Learning from Co-expression Networks: Possibilities and Challenges

Abstract

Plants are fascinating and complex organisms. A comprehensive understanding of the organization, function and evolution of plant genes is essential to disentangle important biological processes and to advance crop engineering and breeding strategies. The ultimate aim in deciphering complex biological processes is the discovery of causal genes and regulatory mechanisms controlling these processes. The recent surge of omics data has opened the door to a system-wide understanding of the flow of biological information underlying complex traits. However, dealing with the corresponding large data sets represents a challenging endeavor that calls for the development of powerful bioinformatics methods. A popular approach is the construction and analysis of gene networks. Such networks are often used for genome-wide representation of the complex functional organization of biological systems. Network based on similarity in gene expression are called (gene) co-expression networks. One of the major application of gene co-expression networks is the functional annotation of unknown genes. Constructing co-expression networks is generally straightforward. In contrast, the resulting network of connected genes can become very complex, which limits its biological interpretation. Several strategies can be employed to enhance the interpretation of the networks. A strategy in coherence with the biological question addressed needs to be established to infer reliable networks. Additional benefits can be gained from network-based strategies using prior knowledge and data integration to further enhance the elucidation of gene regulatory relationships. As a result, biological networks provide many more applications beyond the simple visualization of co-expressed genes. In this study we review the different approaches for co-expression network inference in plants. We analyse integrative genomics strategies used in recent studies that successfully identified candidate genes taking advantage of gene co-expression networks. Additionally, we discuss promising bioinformatics approaches that predict networks for specific purposes.
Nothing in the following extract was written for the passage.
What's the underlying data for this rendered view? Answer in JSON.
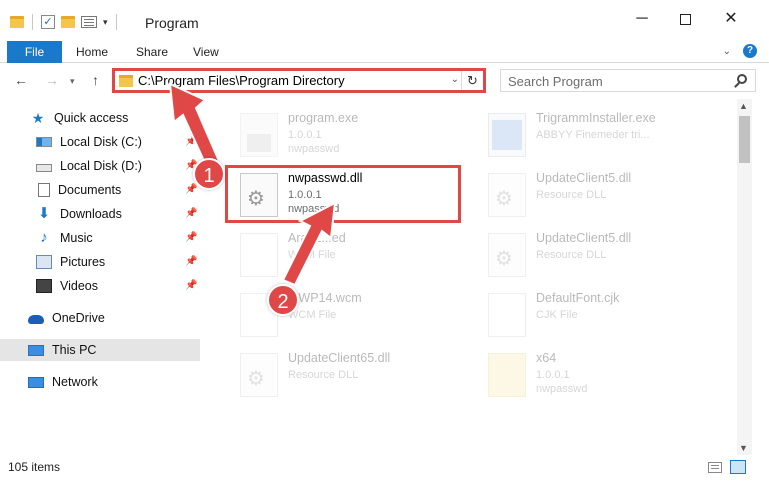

Keywords: co-expression; gene expression; gene networks; gene prioritization; transcriptomics.

Figure 1

Co-expression network inference pipeline. The biological question addressed drives the strategy for the co-expression network analysis: prior knowledge can be used to identify guide-genes and co-expression databases can be queried to investigate gene co-expression patterns across multiple conditions. Similarity in gene expression patterns is calculated using correlation coefficients (Pearson, Spearman…). A user defined threshold (in this example set at 0.8) enables the selection of genes with high co-expression scores. Significantly co-expressed genes are reported in the binary adjacency matrix as 1. A clustering algorithm is applied on the adjacency matrix to infer networks of significantly co-expressed genes. In the resulting network, significantly co-expressed genes are depicted as numbered nodes (vertices) linked by edges (links). The length of the edges is relative to the expression similarity of the connected genes, with a short edge corresponding to a high co-expression value. A “path” corresponds to the number of edges connecting two nodes (the shortest path from node 9 to 4 is 4 edges). Hubs are identified as highly connected nodes (node 1) and group of connected genes form modules (nodes 1–7). Network properties can be described by different parameters such as: •The connectivity of a network corresponds to the total number of links in the network. •The node degree corresponds to the number of connections of a node with other nodes in the network (node 4 has a node degree of 3). •The betweenness of a node corresponds to the sum of the shortest paths connecting all pair of nodes in the network, passing through that specific node. The betweenness of node 8 corresponds to the sum of the shortest path the connecting node 10–9, 3–9, 4–9 etc…).

Figure 2

Schematic representation of gene prioritization strategies. Gene sets of different expression values (shades of green) are used for co-expression network inference. Genes with co-expression values above a user defined threshold (dark green nodes) form nodes and edges in the network. Various additional data can then be used to enrich and extract biological relevant information from the network. Enrichment analysis tools such as gene ontology terms (pink contour nodes) can be used to functionally annotate unknown genes (question marked node) clustered in the vicinity. Prior knowledge can also help to highlight known gene-gene interactions (dotted line) and cis-regulatory motif (purple flags) can suggest local regulatory interactions (arrows) between transcription factors (TF node) and their target genes (flagged nodes). Gene regulatory relationships can also be extracted from time series data. Algorithms can extract causal regulatory relationships from shifted gene expression patterns in time series data. Co-localization of trans- and cis-eQTLs (hotspots) can also infer regulatory relationships between genes with a cis-eQTL (orange contour node) and genes with trans-eQTLs (blue contour node). Additional information can be gained from comparisons with networks of other species (yellow nodes) by orthology and network alignment (dotted lines).